Díez partió del principio de que España «se romperá si se rompe la igualdad», y a partir de ahí concluyó que «se ha empezado a romper» por la política lingüística que se aplica en algunas comunidades o por las retribuciones diferentes a los funcionarios. Para acabar con esta situación, la diputada de UPyD propuso que el Estado recupere las competencias en Educación, porque «España no puede permitirse 17 sistemas educativos divergentes, localistas y ajenos a la enseñanza de lo mucho que nos une a los españoles».
También reclamó una reforma de la ley electoral, un pacto antiterrorista que lleve la rúbrica de PSOE y PP y que impida que se repita «el disparatado e inútil proceso de paz» con ETA, la reforma de la ley para volver al sistema de elección de vocales del Consejo General del Poder Judicial de 1980, revisar el cálculo del 'cupo' vasco y la 'aportación' de Navarra y avanzar en la laicidad del Estado.
Zapatero no replicó a todos los puntos y se centró en el apartado de igualdad en el que reprochó a Díez tener «problemas de fundamentos teóricos serios» sobre ese tema al equiparar «centralismo» con equidad entre los ciudadanos. El candidato socialista sostuvo que la igualdad entre los españoles «está garantizada por las leyes», y que otra cosa es «la autonomía» de los Gobiernos de las comunidades establecida en el modelo del Estado de las autonomías.
También lamentó que la diputada de UPyD se quejara de la discriminación del castellano en Euskadi y Cataluña cuando «el euskera y el catalán son lenguas de España». Resaltó que, gracias a la política lingüística vigente desde 1980, y sólo cuestionada en la pasada legislatura, se ha logrado que convivan dos comunidades lingüísticas en esos dos territorios sin que se enfrenten. Zapatero emplazó, además, a Díez a que en el futuro no haga «concesiones a la tentación demagógica» en este tema ni caiga «en la retórica de las banderas».
Contraste
La tensión en el debate con Díez contrastó con el cruce amable de comentarios de Rodríguez Zapatero con la portavoz de Nafarroa Bai, Uxue Barkos. La diputada nacionalista volvió a recordar al candidato socialista que es responsable de que en Navarra gobiernen los conservadores de Unión del Pueblo Navarro, la marca del PP en la comunidad foral, por rechazar un pacto con su formación. Criticó, asimismo, «el bipartidismo» que fomentan PSOE y PP.

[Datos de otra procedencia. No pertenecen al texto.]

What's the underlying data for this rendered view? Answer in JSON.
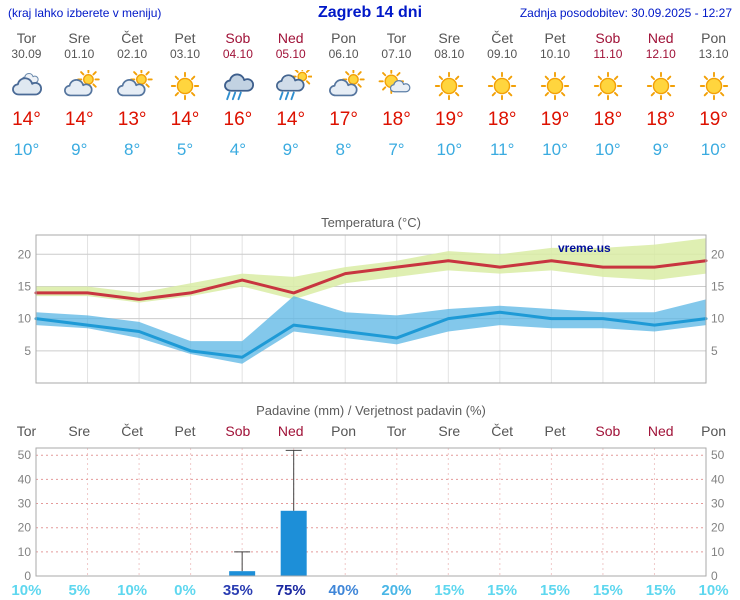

Zapatero defendió la renuncia a gobernar Navarra por razones de Estado y sostuvo que si hay bipartidismo es «por voluntad de los ciudadanos». El candidato socialista remató su breve réplica con un elogio al «rigor, seriedad, coherencia y predisposición al diálogo» de la portavoz de Nafarroa Bai.
El tercer integrante del grupo mixto, Coalición Canaria, centró su intervención en la inmigración y su portavoz, Ana Oramas, reclamó una mayor colaboración gubernamental. Admitió, no obstante, que se abre «una nueva etapa» en las relaciones entre Canarias y Madrid porque Zapatero considera los problemas insulares «temas de Estado». El candidato socialista desgranó un cúmulo de estadísticas para demostrar que la presión migratoria sobre las islas ha disminuido gracias a la política de extranjería y agradeció la abstención de los nacionalistas canarios porque supone «un voto para el diálogo y la confianza».